For years, environmental conservationists have waxed poetic about the benefits of landscaping with native vegetation. Native plants attract birds to your yard, are easy to care for, are not invasive, and naturally foster biodiversity. While it's undeniable that native vegetation has its perks — just ask a monarch butterfly — deep down, all these green benefits hide their fair share of grays, half-truths, and innocent lies. Native plants aren't the end-all, know-all ecological solution that they're touted to be, and that's because it's hard to get a grip on what truly makes a native plant... native.

Despite several attempts (and definitions), the nativity hypothesis remains an enigma, meaning there's no foolproof method to define when a plant turns native. Ideally, that shouldn't be a problem if you aren't too hung up over the technicalities, but then all discussions on their planting advantages are undercooked, if not ill-informed. Moreover, nativity doesn't equal adaptation and survival. For instance, the Joshua tree, a Californian native, can barely survive there because of unfavorable conditions. So, it's worthwhile to learn whether your chosen native plant can actually survive in your garden and yield the benefits it's supposed to have.

What makes plants native

Plants are called native when they naturally occur in a location without human involvement, which defaults to all plants from the pre-European colonization era. However, this ignores the role played by the indigenous people who heavily transplanted and traded seeds and plant material across tribes, further muddying the definition of nativity. Besides, there are other natural ways to propagate plants, as happened in the case of the Mojave Desert's distinct Creosote Bush plantation, whose seeds were brought in by birds (rather than humans) from South America. Yet, the plant is tagged as native.

Not to mention, climate variables have always been influential — then and now. The ecosystem is in constant flux, adding and removing species as time passes, and plants aren't an exception. In fact, with the climate turning warmer, several plants are spilling over to higher latitudes and redefining their cultivation ranges, making plenty of people question if they aren't simply returning to their previous nativity ranges. Counterintuitively, mountain plants are shifting downhill in California to benefit from better rains, further blurring the lines. So, the matter of native plants being a natural, perfect fit for a place is up in the air.

Check for suitability

The issue at hand is that even if a plant is considered native, it still might not survive in its place of origin and may perform even worse in your yard.

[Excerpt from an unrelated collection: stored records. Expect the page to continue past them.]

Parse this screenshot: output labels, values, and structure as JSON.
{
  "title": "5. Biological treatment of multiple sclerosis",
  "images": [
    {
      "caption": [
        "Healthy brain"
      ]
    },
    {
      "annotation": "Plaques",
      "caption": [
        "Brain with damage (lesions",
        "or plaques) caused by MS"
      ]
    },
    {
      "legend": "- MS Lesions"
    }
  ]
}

For example, aspens grow well on the mountainside, but their survival chances aren't any better than equally adaptive non-native plants when grown in your garden. A key reason for the native plants' poor site adaptation is the sheer difference in soil conditions. They aren't used to growing in poorly irrigated, aerated, compacted, and chemically treated soils, in addition to dealing with air pollution and the urban island heat effect. So, being native affords no special survival benefits unless the plant is naturally adaptive. But an adaptive native plant can also be weedy, especially if it grows aggressively like oaks. The USDA's Class C Noxious Weeds class includes quite a few native plants, too. 

What's significant here, then, is that while there are plenty of solid reasons for the ingrained argument behind the importance of native plant restoration and biodiversity, a simplistic argument of "plant native plants only" isn't supported by the difficulty of defining what's still "native" in an ever-shifting landscape. For instance, yes, native plants are more resilient to native pests, but the very-real presence of exotic pests like Japanese beetles and chestnut blight is a whole new ball game. So, while riding the native plantation drive is admirable, and it's absolutely worth considering a plant's origin before you put it in the ground, the actual logic regarding whether it should or shouldn't go in your garden is more complex than many assume.